Well, not exactly that instant. When we see Buffy again in the beginning of Season 8, a year has passed since the end of Season 7. There are now at least two thousand Slayers (by Giles’ calculation), around five hundred of whom have been identified and form the Slayer army. Xander, having spent much of the year serving Dracula, now adds a sweater and combat pants to his eye patch and insists on being called “Sgt Fury” as he serves as one of Buffy’s Generals. (The irony is, of course, that Joss Whedon and his collaborators today find themselves more than a little preoccupied with the “real” Nick Fury.) Willow is still a powerful witch, but who recruits and helps to train other witches in the army. Dawn, having supposedly had a romantic encounter with a “thricewise”, has grown into a giant, which makes her relationships with the other characters somewhat creatively strained. Giles operates at arm’s length from the Slayers, sipping tea and offering calm advice, but mostly keeping the big picture in mind, reaching out later in the series to rogue Slayers with the help of the reluctant free agent Faith. And everyone calls Buffy “ma’am” now.

Buffy Season 8 was presented over 40 comic issues in 2007-2009. Those 40 issues are sometimes one-off stories, but often are presented in 4-5 issue story arcs. We will explore the comic series in the context of those arcs, which also provided a useful way to organize the series for publication in trade paperback. The writers are mostly drawn from the staff of the series, and take one arc (or issue) each. Drew Goddard, Stephen DeKnight, Jane Espenson and Joss Whedon all write major arcs, and some stars from the world of comics also contribute scripts, such as Brian K. Vaughn and Brad Meltzer. Pencils throughout are in the capable hands of Georges Jeanty, with Andy Owens and Dave Stewart providing inks and colours. (Karl Moline from Fray guests occasionally.) Jeanty is a perfect choice for a series artist. His style strikes exactly the right tone, with a more or less traditional comic book superhero style but with expressive, moody faces and stylish, tasteful backgrounds.

Whedon writes the opening four issues, forming a story arc titled “The Long Way Home”, which capably reminds us why we love the characters, shows us in their new environment and sets up the key conflicts and themes for the rest of the series. For a veteran TV writer, this is a relatively easy assignment in terms of scripting, and Whedon brings flourishes everywhere. If anything, “The Long Way Home” shows us instantly what is very right and what is not so right with Buffy Season 8.
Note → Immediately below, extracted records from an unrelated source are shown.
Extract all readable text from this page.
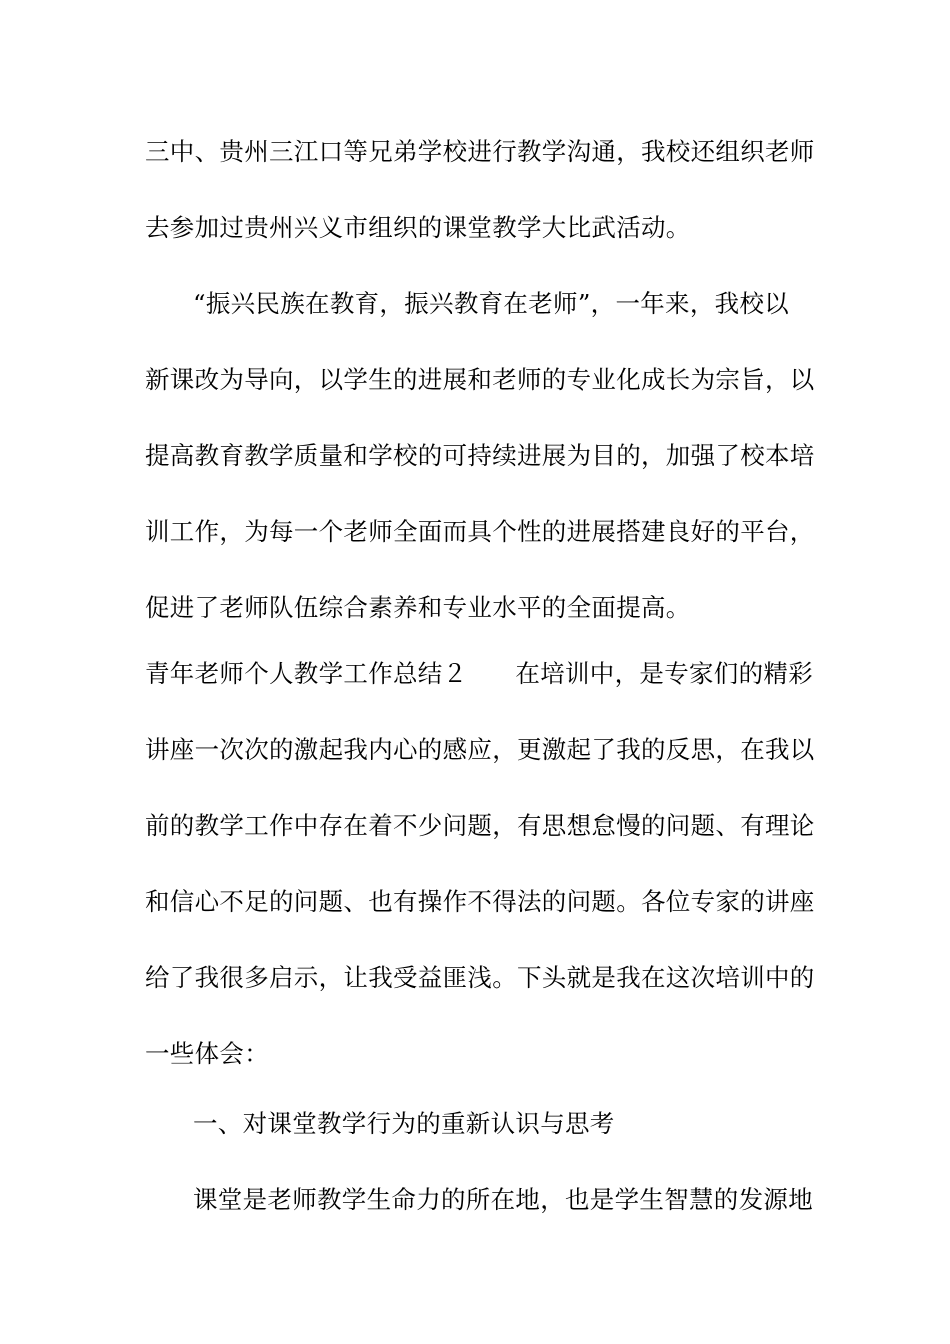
三中、贵州三江口等兄弟学校进行教学沟通，我校还组织老师
去参加过贵州兴义市组织的课堂教学大比武活动。
“振兴民族在教育，振兴教育在老师”，一年来，我校以
新课改为导向，以学生的进展和老师的专业化成长为宗旨，以
提高教育教学质量和学校的可持续进展为目的，加强了校本培
训工作，为每一个老师全面而具个性的进展搭建良好的平台，
促进了老师队伍综合素养和专业水平的全面提高。
青年老师个人教学工作总结２ 在培训中，是专家们的精彩
讲座一次次的激起我内心的感应，更激起了我的反思，在我以
前的教学工作中存在着不少问题，有思想怠慢的问题、有理论
和信心不足的问题、也有操作不得法的问题。各位专家的讲座
给了我很多启示，让我受益匪浅。下头就是我在这次培训中的
一些体会：
一、对课堂教学行为的重新认识与思考
课堂是老师教学生命力的所在地，也是学生智慧的发源地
Freed from the budget and time constraints of a TV series and now able to produce just about any story or image the writers can imagine, Whedon and company sometimes go overboard in this series. (This tendency is fully acknowledged, by the way, at the end of the series and the beginning of Buffy Season 9.) What they choose to do with Dawn’s character is a great example. The story point with Dawn is that she is a little younger than the rest of the characters, not a Slayer, and starting to make some of the same mistakes Buffy and the others made four or five seasons ago. Perhaps it’s an admission on Whedon’s part that Dawn is simply going over already-trodden ground, but the extreme metaphors they choose to portray her struggles (being magically made into a giant, and later a centaur) seem to come from another place from the larger Buffy world. This isn’t a logical point: the universe of Buffy the TV series already contained numerous strange and creative demons, and this was continued in Angel, where even the Muppets had an episode. But somehow those smaller-scale magical transformations worked on TV much more convincingly than in comics. Dawn the giant, who gets some great lines and moments in “The Long Way Home”, nevertheless sticks out as a cartoonish implausibility. (This is even more applicable to Dawn the centaur.) It’s hardly new wisdom to suggest that sometimes constraints are useful in art, but it’s something Whedon and his co-creators were still learning, early in Season 8.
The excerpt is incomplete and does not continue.